Cleaning staff: The unsung heroes in the pandemic
Housekeeping staff at the GPHC, Philion Pratt (right) and Nicola Hendricks
Housekeeping staff at the GPHC, Philion Pratt (right) and Nicola Hendricks

By Vishani Ragobeer

LESS than a year ago, the COVID-19 pandemic made its way to Guyana. While healthcare workers have been on the frontlines battling the novel coronavirus and its adverse effects on individuals, cleaning staff and sanitation workers have been right behind them, providing the second line of defence, in the enduring circumstances.

In the first few months of the pandemic, the Georgetown Public Hospital Corporation (GPHC) was seen as the epicenter of the country-wide medical efforts to combat COVID-19, which isn’t hard to imagine given that it is the biggest and best-equipped hospital in Guyana.

While the hospital housed and treated patients infected with COVID-19, its operations were constantly evolving to adapt to the pandemic.

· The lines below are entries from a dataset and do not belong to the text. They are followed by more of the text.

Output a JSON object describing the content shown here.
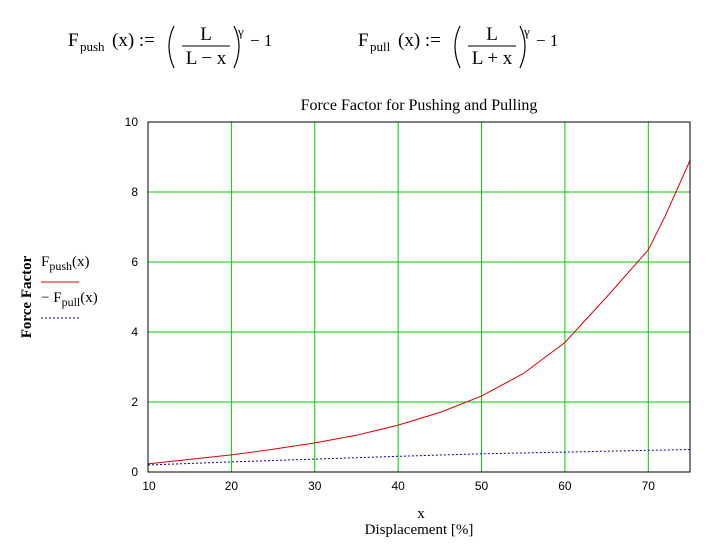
{
  "formulas": [
    {
      "fn": "F",
      "sub": "push",
      "arg": "(x) :=",
      "num": "L",
      "den": "L − x",
      "exp": "γ",
      "tail": "− 1"
    },
    {
      "fn": "F",
      "sub": "pull",
      "arg": "(x) :=",
      "num": "L",
      "den": "L + x",
      "exp": "γ",
      "tail": "− 1"
    }
  ],
  "colors": {
    "push": "#dd0000",
    "pull": "#0000aa",
    "grid": "#00cc00",
    "frame": "#000000"
  },
  "chart_data": {
    "type": "line",
    "title": "Force Factor for Pushing and Pulling",
    "xlabel": "x",
    "xlabel2": "Displacement [%]",
    "ylabel": "Force Factor",
    "xlim": [
      10,
      75
    ],
    "ylim": [
      0,
      10
    ],
    "xticks": [
      10,
      20,
      30,
      40,
      50,
      60,
      70
    ],
    "yticks": [
      0,
      2,
      4,
      6,
      8,
      10
    ],
    "grid": true,
    "legend_position": "left",
    "legend": [
      {
        "prefix": "",
        "fn": "F",
        "sub": "push",
        "arg": "(x)",
        "style": "solid"
      },
      {
        "prefix": "− ",
        "fn": "F",
        "sub": "pull",
        "arg": "(x)",
        "style": "dotted"
      }
    ],
    "series": [
      {
        "fn": "push",
        "x": [
          10,
          15,
          20,
          25,
          30,
          35,
          40,
          45,
          50,
          55,
          60,
          65,
          70,
          72,
          75
        ],
        "y": [
          0.23,
          0.36,
          0.49,
          0.65,
          0.83,
          1.05,
          1.34,
          1.7,
          2.17,
          2.81,
          3.7,
          5.0,
          6.35,
          7.3,
          8.9
        ]
      },
      {
        "fn": "pull",
        "x": [
          10,
          20,
          30,
          40,
          50,
          60,
          70,
          75
        ],
        "y": [
          0.2,
          0.29,
          0.37,
          0.45,
          0.52,
          0.57,
          0.62,
          0.64
        ]
      }
    ]
  }
}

And, with that came the obvious need for increased sanitation.

“I used to work in the COVID-19 resting room and it wasn’t easy at all,” Ronella Dow, a maid with the GPHC’s Housekeeping Department, told the Sunday Chronicle.

In this area, extra precautions were necessary; there was the ever-present possibility that each person around her was infected with the virus and she had to ensure that she was suited in her Personal Protective Equipment (PPE): her medical gown, gloves and of course, her face mask. She had her mini bottle of hand sanitiser, always.

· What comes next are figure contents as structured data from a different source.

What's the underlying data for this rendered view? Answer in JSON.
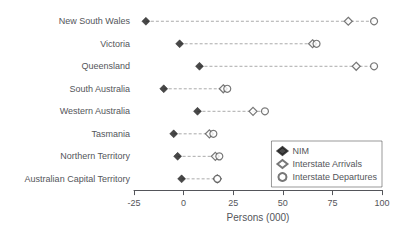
{
  "chart_data": {
    "type": "dot",
    "categories": [
      "New South Wales",
      "Victoria",
      "Queensland",
      "South Australia",
      "Western Australia",
      "Tasmania",
      "Northern Territory",
      "Australian Capital Territory"
    ],
    "orientation": "horizontal",
    "series": [
      {
        "name": "NIM",
        "color": "#1a1a1a",
        "marker": "diamond",
        "values": [
          -19,
          -2,
          8,
          -10,
          7,
          -5,
          -3,
          -1
        ]
      },
      {
        "name": "Interstate Arrivals",
        "color": "#555555",
        "marker": "open diamond",
        "values": [
          83,
          65,
          87,
          20,
          35,
          13,
          16,
          17
        ]
      },
      {
        "name": "Interstate Departures",
        "color": "#555555",
        "marker": "open circle",
        "values": [
          96,
          67,
          96,
          22,
          41,
          15,
          18,
          17
        ]
      }
    ],
    "xlabel": "Persons (000)",
    "xlim": [
      -25,
      100
    ],
    "xticks": [
      -25,
      0,
      25,
      50,
      75,
      100
    ],
    "grid": false,
    "legend": "lower right"
  }
}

As a housekeeping staff, she had to ensure that the wards and environs were kept clean and tidy. That meant picking up discarded PPE, wiping the walls, floors, windows, sinks, washrooms… and well, you get the idea.

“Sometimes you does want to know if it is a pig pen because they does just take off everything and throw it down right there… the washrooms does be a mess and so,” Dow lamented, adding: “It wasn’t easy working with COVID because is we work, you have to do it.”

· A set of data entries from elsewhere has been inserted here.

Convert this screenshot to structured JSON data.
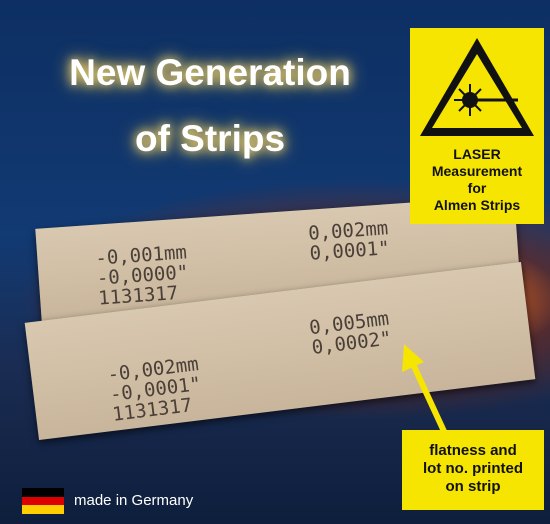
{
  "headline": [
    "New Generation",
    "of Strips"
  ],
  "laser_box": [
    "LASER",
    "Measurement",
    "for",
    "Almen Strips"
  ],
  "strips": [
    {
      "left": [
        "-0,001mm",
        "-0,0000\"",
        "1131317"
      ],
      "right": [
        "0,002mm",
        "0,0001\""
      ]
    },
    {
      "left": [
        "-0,002mm",
        "-0,0001\"",
        "1131317"
      ],
      "right": [
        "0,005mm",
        "0,0002\""
      ]
    }
  ],
  "callout": [
    "flatness and",
    "lot no. printed",
    "on strip"
  ],
  "footer": "made in Germany"
}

She understands the importance of her job, but is befuddled at those who still refuse to acknowledge the reality and severity of the pandemic.

“I think that people need to get real. COVID is here and COVID ain’t going nowhere for now,” Dow lamented, recounting the many instances she has seen persons displaying such scant regard for the measures geared at protecting them and their loved ones.

She even related that there are people who would ‘buse’ her for advising them to wear a mask. In addition to the housekeeping staff, there were other cleaning employees and contracted workers who were tasked with keeping the linens clean, sanitising the patients’ beds and facilities and ensuring that the hospital, as a whole, was kept clean.

Though there is a general focus on maintaining a sterile environment in medical spaces, like the hospital, the pandemic necessitated an even greater focus on cleaning and disinfecting. Continuous investigations illustrated that the virus could be spread through aerosols and droplets, and could remain on surfaces for varying periods of time. Resultantly, the job of the cleaning staff became all the more important, if the spread of the virus was to be constricted.

“We gah sanitise every day. Every day you gah wipe the walls and everywhere else, you gotta keep sanitising all the time,” another housekeeping staff, Philion Pratt, emphasised.

Of course, these were duties performed before the pandemic but she explained that there was a greater emphasis placed on engaging in the cleaning activities numerous times a day. With patients, including those diagnosed with COVID-19, going in and out of the hospital, or being transported to the various wards and areas, that emphasis was crucial to help prevent the spread and, yes, save lives.

“At first when I started working (during) COVID, it was May month and nobody wanted to do it,” Pratt related. There was a lingering sense of hesitancy among the workers, since it seemed as though each day there was new information emerging on how the virus could be easily contracted.

By then, it was known that though Pratt might not experience any of the common symptoms (the dry cough, fever, sore throat, for example), she could still be infected. This would mean that she was asymptomatic and very capable of infecting her loved ones with the virus.

“I got my grandchildren and children to think about,” she said, half-joking that once her daughter found out that she was working in the maternity ward, where COVID-19 patients were, she ‘social-distanced’ from her family.

Eventually, though, she got accustomed to it. Her routine became equipping herself with the necessary PPEs, cleaning the area that had become the transition ward for those patients who were tested but awaiting their results and then, santising ‘outside’ once she was home.

Much like Dow and Pratt, there is Nicola Hendricks, Lavern Holder and a number of other cleaning staff who all work to keep the hospital and its environs safe. These workers are well-aware that they are often the forgotten heroes of the pandemic, even though they too consider themselves frontline workers.

Still, they continue to perform their duties to help protect all persons, even those who refuse to believe that the coronavirus is a real thing.